Similarly, Ricardo Barretto (OC 74) felt pressure from other gay students to be “out,” but felt it was important that heterosexuals, especially his fellow residents in Spanish House, think of him as a “straight arrow.” Raised by an affluent family in Mexico, he recalled that most students with Catholic backgrounds viewed Gay Lib with “great skepticism,” and that gay Hispanics were “terrified and wouldn’t be caught dead at gay events.” “If anything, the Hispanic men on campus spent a great deal of energy distancing themselves as much as possible from gay student life whether in fact they were gay themselves or not,” he recalled. “But the fact that one heard rumors from friends and acquaintances indicates there were cracks in the wall.”
Black students felt Gay Lib “was a white thing by and large,” Barry Smith (OC 71) recalled. “And the gay African American students weren’t going into [the black student organization] ABUSUA announcing that they were going to the [Gay Lib] dance.” While Smith felt those involved with Gay Lib were “incredibly brave [and] wonderfully outrageous,” he “was not ready to take that step.” The black community was “were not pro-gay folks” in general, he recalled, but “if you question any family, you’ll find a cousin, a brother, a sister, somebody back up in there. So it’s sort of like ‘live and let live,’ but publicly ‘No, I’m against it.’ It was that kind of hypocrisy going on.”

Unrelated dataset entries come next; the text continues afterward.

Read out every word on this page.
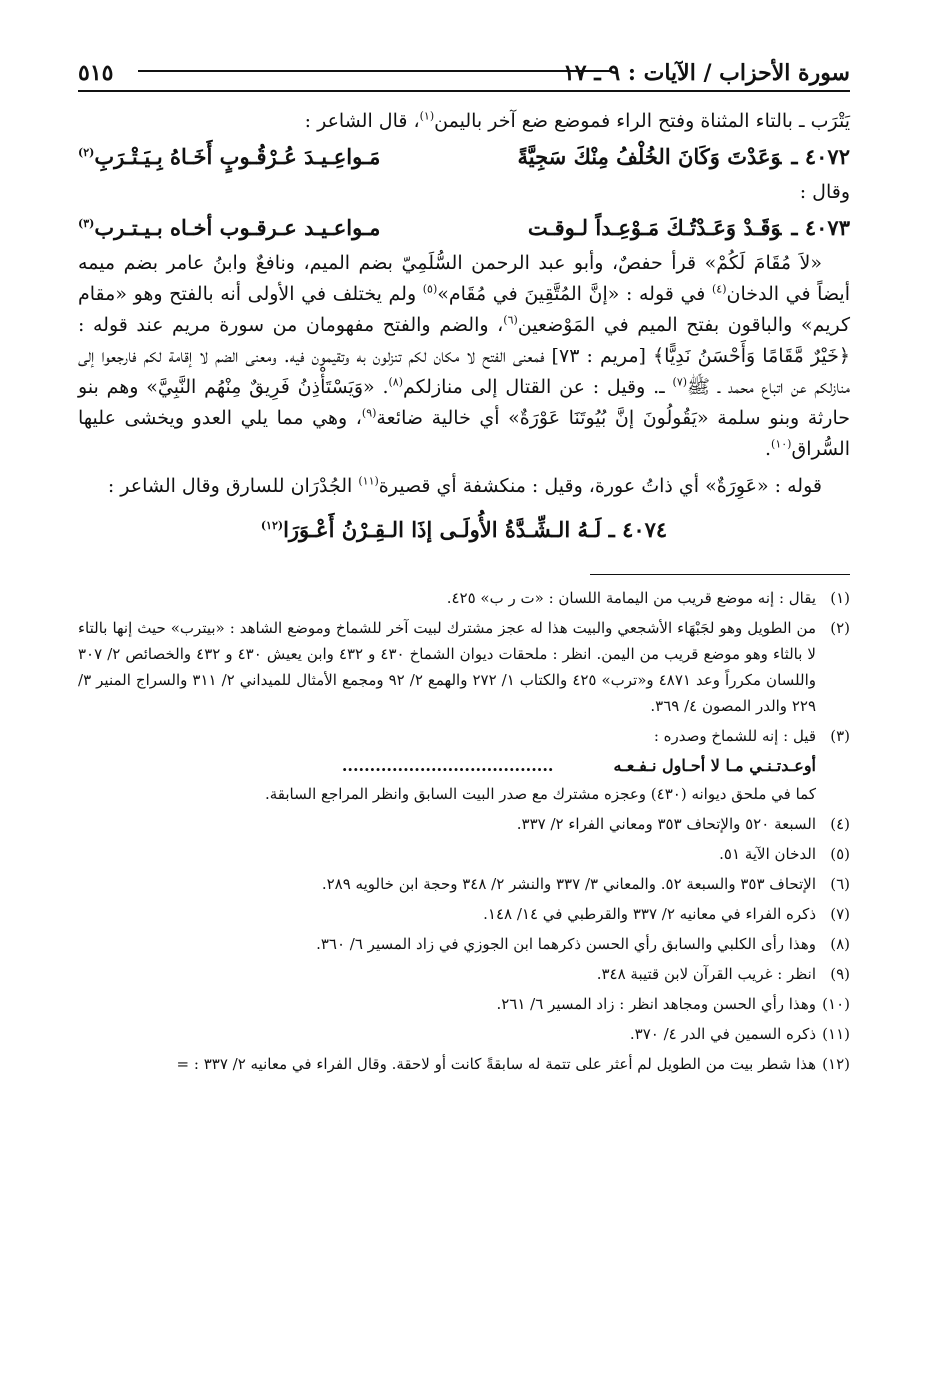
سورة الأحزاب / الآيات : ٩ ـ ١٧
٥١٥

يَتْرَب ـ بالتاء المثناة وفتح الراء فموضع ضع آخر باليمن$^{(١)}$، قال الشاعر :

٤٠٧٢ ـوَعَدْتَ وَكَانَ الخُلْفُ مِنْكَ سَجِيَّةً
مَـواعِـيـدَ عُـرْقُـوبٍ أَخَـاهُ بِـيَـتْـرَبِ$^{(٢)}$

وقال :

٤٠٧٣ ـوَقَـدْ وَعَـدْتُـكَ مَـوْعِـداً لـوقـت
مـواعـيـد عـرقـوب أخـاه بـيـتـرب$^{(٣)}$

«لاَ مُقَامَ لَكُمْ» قرأ حفصٌ، وأبو عبد الرحمن السُّلَمِيّ بضم الميم، ونافعٌ وابنُ عامر بضم ميمه أيضاً في الدخان$^{(٤)}$ في قوله : «إنَّ المُتَّقِينَ في مُقَام»$^{(٥)}$ ولم يختلف في الأولى أنه بالفتح وهو «مقام كريم» والباقون بفتح الميم في المَوْضعين$^{(٦)}$، والضم والفتح مفهومان من سورة مريم عند قوله : ﴿خَيْرٌ مَّقَامًا وَأَحْسَنُ نَدِيًّا﴾ [مريم : ٧٣] فمعنى الفتح لا مكان لكم تنزلون به وتقيمون فيه. ومعنى الضم لا إقامة لكم فارجعوا إلى منازلكم عن اتباع محمد ـ ﷺ$^{(٧)}$ ـ. وقيل : عن القتال إلى منازلكم$^{(٨)}$. «وَيَسْتَأْذِنُ فَرِيقٌ مِنْهُم النَّبِيَّ» وهم بنو حارثة وبنو سلمة «يَقُولُونَ إنَّ بُيُوتَنَا عَوْرَةٌ» أي خالية ضائعة$^{(٩)}$، وهي مما يلي العدو ويخشى عليها السُّراق$^{(١٠)}$.

قوله : «عَوِرَةٌ» أي ذاتُ عورة، وقيل : منكشفة أي قصيرة$^{(١١)}$ الجُدْرَان للسارق وقال الشاعر :

٤٠٧٤ ـ لَـهُ الـشِّـدَّةُ الأُولَـى إذَا الـقِـرْنُ أَعْـوَرَا$^{(١٢)}$
(١)
يقال : إنه موضع قريب من اليمامة اللسان : «ت ر ب» ٤٢٥.
(٢)
من الطويل وهو لجَبْهَاء الأشجعي والبيت هذا له عجز مشترك لبيت آخر للشماخ وموضع الشاهد : «بيترب» حيث إنها بالتاء لا بالثاء وهو موضع قريب من اليمن. انظر : ملحقات ديوان الشماخ ٤٣٠ و ٤٣٢ وابن يعيش ٤٣٠ و ٤٣٢ والخصائص ٢/ ٣٠٧ واللسان مكرراً وعد ٤٨٧١ و«ترب» ٤٢٥ والكتاب ١/ ٢٧٢ والهمع ٢/ ٩٢ ومجمع الأمثال للميداني ٢/ ٣١١ والسراج المنير ٣/ ٢٢٩ والدر المصون ٤/ ٣٦٩.
(٣)
قيل : إنه للشماخ وصدره :
أوعـدتـنـي مـا لا أحـاول نـفـعـه
......................................
كما في ملحق ديوانه (٤٣٠) وعجزه مشترك مع صدر البيت السابق وانظر المراجع السابقة.
(٤)
السبعة ٥٢٠ والإتحاف ٣٥٣ ومعاني الفراء ٢/ ٣٣٧.
(٥)
الدخان الآية ٥١.
(٦)
الإتحاف ٣٥٣ والسبعة ٥٢. والمعاني ٣/ ٣٣٧ والنشر ٢/ ٣٤٨ وحجة ابن خالويه ٢٨٩.
(٧)
ذكره الفراء في معانيه ٢/ ٣٣٧ والقرطبي في ١٤/ ١٤٨.
(٨)
وهذا رأى الكلبي والسابق رأي الحسن ذكرهما ابن الجوزي في زاد المسير ٦/ ٣٦٠.
(٩)
انظر : غريب القرآن لابن قتيبة ٣٤٨.
(١٠)
وهذا رأي الحسن ومجاهد انظر : زاد المسير ٦/ ٢٦١.
(١١)
ذكره السمين في الدر ٤/ ٣٧٠.
(١٢)
هذا شطر بيت من الطويل لم أعثر على تتمة له سابقةً كانت أو لاحقة. وقال الفراء في معانيه ٢/ ٣٣٧ : =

Holly Boswell (OC 72), a composition major in the Conservatory then living with a male name and appearance, felt that there was no place for her sense of “difference” at Gay Lib events. While she felt comfortable with the hippie “gender-bending” on campus, there was “virtually no cultural context in which to view [transgenderism],” she recalled. “It would have appeared to be totally freakish…to bend one’s gender that radically.” She only later became a prominent transgender activist, fusing her interest in ecology (awakened at the first campus Earth Day in 1971), spirituality, and transgenderism in her group “Kindred Spirits,” an alternative spiritual community for transgendered people.